Logo of Fosun on the company's office building, Shanghai, China, October 5, 2019. /CFP

Fosun International, one of the largest privately owned conglomerates, has threatened to sue Bloomberg on Thursday over a news report claiming that Chinese regulators have told the country's biggest banks to start a round of checks on their financial exposure to the company.

Bloomberg, citing people familiar with the matter, reported on Tuesday that regulators including the China Banking and Insurance Regulatory Commission (CBIRC) had requested that commercial banks check their exposure to Fosun's debt and understand potential liquidity risks.

Shares in the Chinese conglomerate slumped as much as 7.55 percent on Wednesday to HK$4.53, near a 10-year low.

Fosun said it had sought verification from regulators through multiple channels on Wednesday and found there was "no such thing," referring to the Bloomberg report. The company said the CBIRC has not asked banks about their financial exposure to Fosun and many banks that cooperate with Fosun have not received such a notice.
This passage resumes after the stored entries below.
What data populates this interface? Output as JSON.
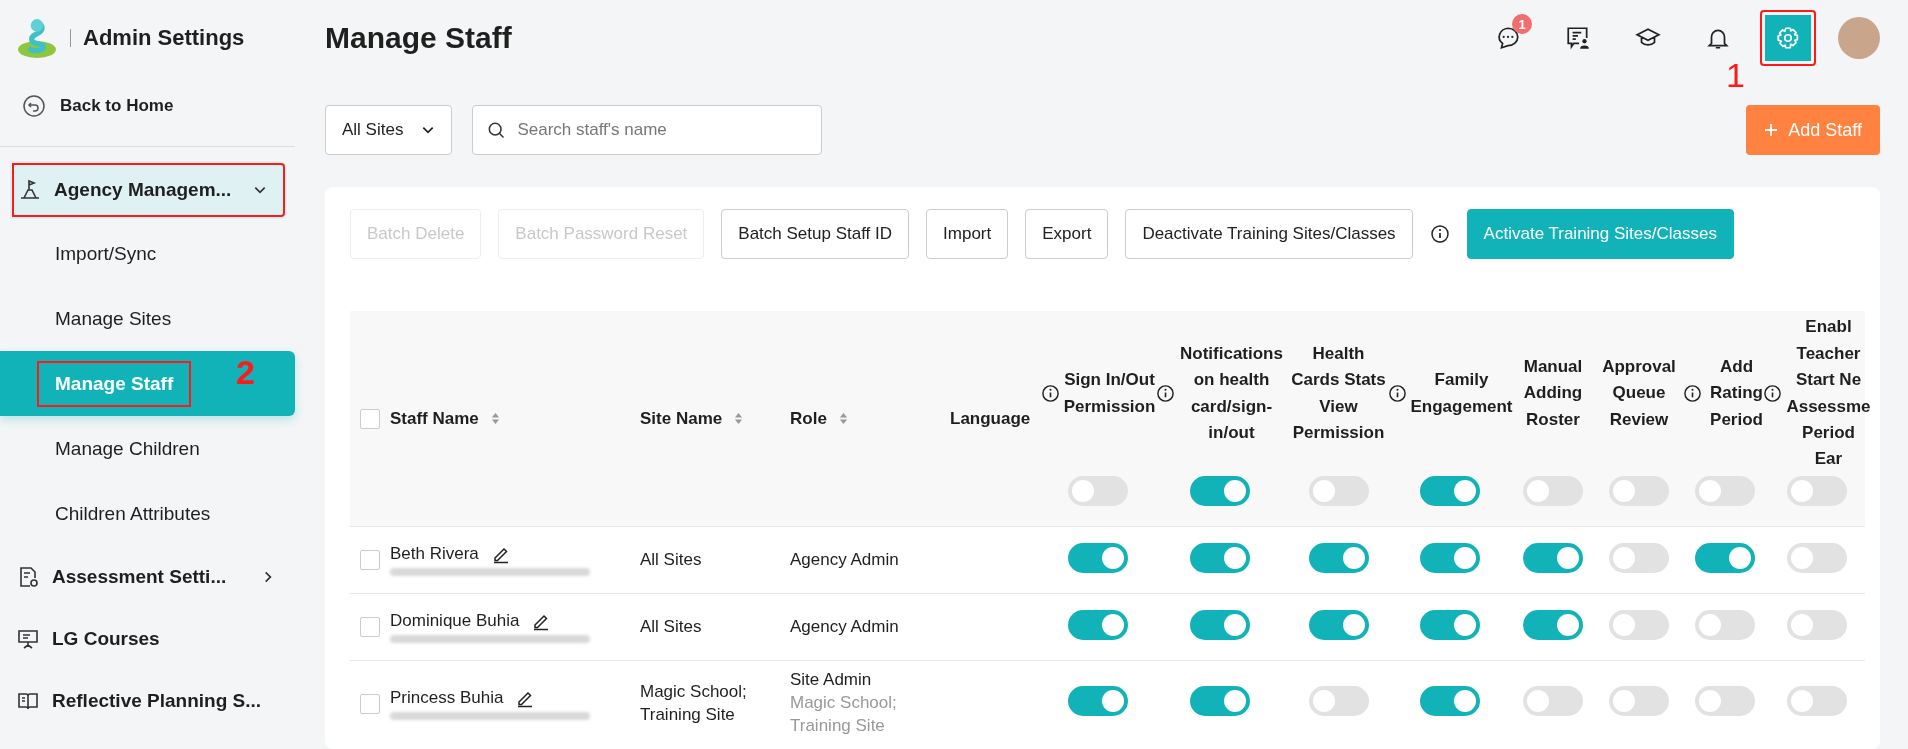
{
  "sidebar": {
    "app_title": "Admin Settings",
    "back_link": "Back to Home",
    "items": [
      {
        "kind": "group",
        "label": "Agency Managem...",
        "expanded": true,
        "annotated": true,
        "children": [
          {
            "label": "Import/Sync",
            "selected": false,
            "annotated": false
          },
          {
            "label": "Manage Sites",
            "selected": false,
            "annotated": false
          },
          {
            "label": "Manage Staff",
            "selected": true,
            "annotated": true,
            "annotation_label": "2"
          },
          {
            "label": "Manage Children",
            "selected": false,
            "annotated": false
          },
          {
            "label": "Children Attributes",
            "selected": false,
            "annotated": false
          }
        ]
      },
      {
        "kind": "group",
        "label": "Assessment Setti...",
        "expanded": false,
        "annotated": false
      },
      {
        "kind": "link",
        "label": "LG Courses",
        "annotated": false
      },
      {
        "kind": "link",
        "label": "Reflective Planning S...",
        "annotated": false
      }
    ]
  },
  "header": {
    "title": "Manage Staff",
    "icons": [
      {
        "kind": "chat",
        "badge": "1",
        "selected": false,
        "annotated": false
      },
      {
        "kind": "board-person",
        "selected": false,
        "annotated": false
      },
      {
        "kind": "cap",
        "selected": false,
        "annotated": false
      },
      {
        "kind": "bell",
        "selected": false,
        "annotated": false
      },
      {
        "kind": "gear",
        "selected": true,
        "annotated": true,
        "annotation_label": "1"
      }
    ]
  },
  "filters": {
    "site_select": "All Sites",
    "search": {
      "placeholder": "Search staff's name"
    },
    "add_button": "Add Staff"
  },
  "toolbar": [
    {
      "kind": "button",
      "label": "Batch Delete",
      "disabled": true
    },
    {
      "kind": "button",
      "label": "Batch Password Reset",
      "disabled": true
    },
    {
      "kind": "button",
      "label": "Batch Setup Staff ID",
      "disabled": false
    },
    {
      "kind": "button",
      "label": "Import",
      "disabled": false
    },
    {
      "kind": "button",
      "label": "Export",
      "disabled": false
    },
    {
      "kind": "button",
      "label": "Deactivate Training Sites/Classes",
      "disabled": false
    },
    {
      "kind": "info"
    },
    {
      "kind": "primary",
      "label": "Activate Training Sites/Classes",
      "disabled": false
    }
  ],
  "table": {
    "select_all": {
      "checked": false
    },
    "columns": [
      {
        "label": "Staff Name",
        "sortable": true
      },
      {
        "label": "Site Name",
        "sortable": true
      },
      {
        "label": "Role",
        "sortable": true
      },
      {
        "label": "Language",
        "sortable": false
      }
    ],
    "toggle_columns": [
      {
        "label": "Sign In/Out Permission",
        "info": true,
        "on": false
      },
      {
        "label": "Notifications on health card/sign-in/out",
        "info": true,
        "on": true
      },
      {
        "label": "Health Cards Stats View Permission",
        "info": false,
        "on": false
      },
      {
        "label": "Family Engagement",
        "info": true,
        "on": true
      },
      {
        "label": "Manual Adding Roster",
        "info": false,
        "on": false
      },
      {
        "label": "Approval Queue Review",
        "info": false,
        "on": false
      },
      {
        "label": "Add Rating Period",
        "info": true,
        "on": false
      },
      {
        "label": "Enabl Teacher Start Ne Assessme Period Ear",
        "info": true,
        "on": false
      }
    ],
    "rows": [
      {
        "checked": false,
        "name": "Beth Rivera",
        "site": "All Sites",
        "role": "Agency Admin",
        "toggles": [
          true,
          true,
          true,
          true,
          true,
          false,
          true,
          false
        ]
      },
      {
        "checked": false,
        "name": "Dominique Buhia",
        "site": "All Sites",
        "role": "Agency Admin",
        "toggles": [
          true,
          true,
          true,
          true,
          true,
          false,
          false,
          false
        ]
      },
      {
        "checked": false,
        "name": "Princess Buhia",
        "site": "Magic School; Training Site",
        "role": "Site Admin",
        "role_detail": "Magic School; Training Site",
        "toggles": [
          true,
          true,
          false,
          true,
          false,
          false,
          false,
          false
        ]
      }
    ]
  }
}
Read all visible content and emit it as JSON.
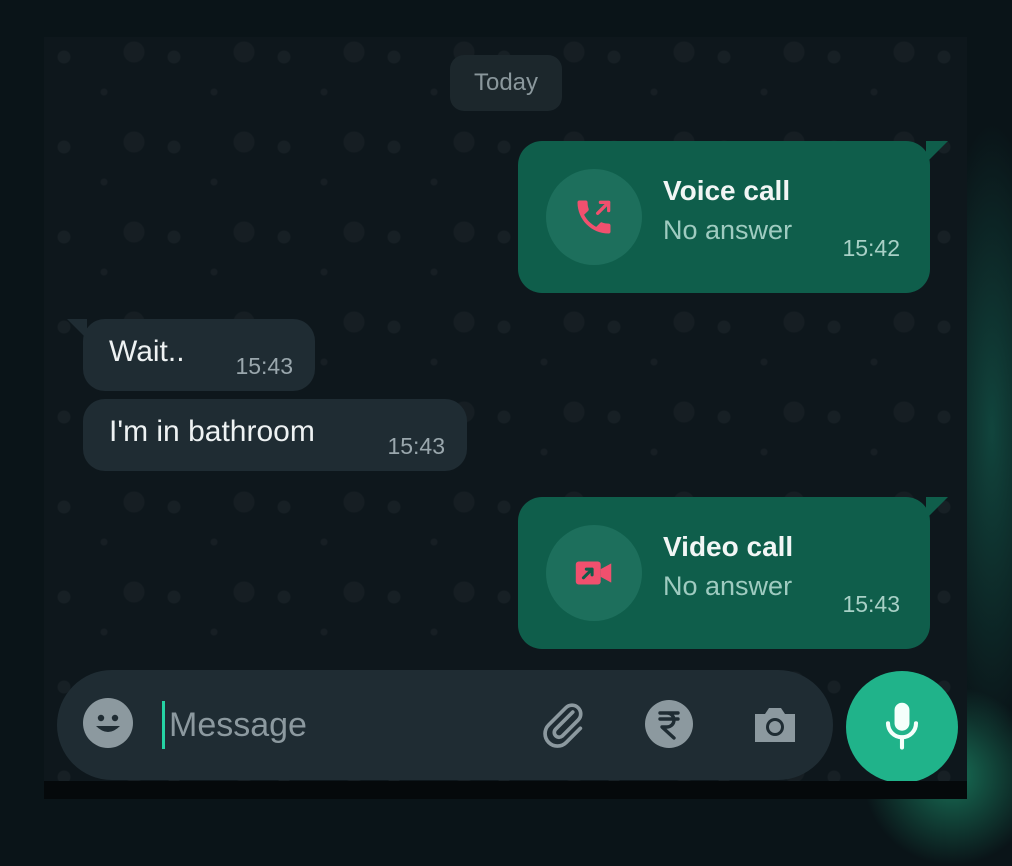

The "complex external environment" has increased public attention towards Fosun's recent asset sales and stake reductions, resulting in a "one-sided interpretation" of the company's actions, Fosun's Chief Financial Officer Gong Ping said in a statement.

As Bloomberg has refused to make corrections on the story, Fosun will formally file a lawsuit with the court against the news agency, wrote Guo Guangchang, chairman of Fosun in a post on Chinese social media site Weibo.

"The false reports and infringements of Bloomberg News have seriously hurt Fosun," wrote Guo.

"After being widely disseminated at home and abroad, it seriously misled investors, caused abnormal market volatility, and significantly affected the normal operation and reputation of Fosun's business," he added.

Earlier this week, several media reported that the Beijing branch of the State-owned Assets Supervision and Administration Commission has asked companies to sort out their cooperation with Fosun, and assess the risks.

In response to the reports, Fosun downplayed the reported checks, calling them routine information collection work "without any specificity."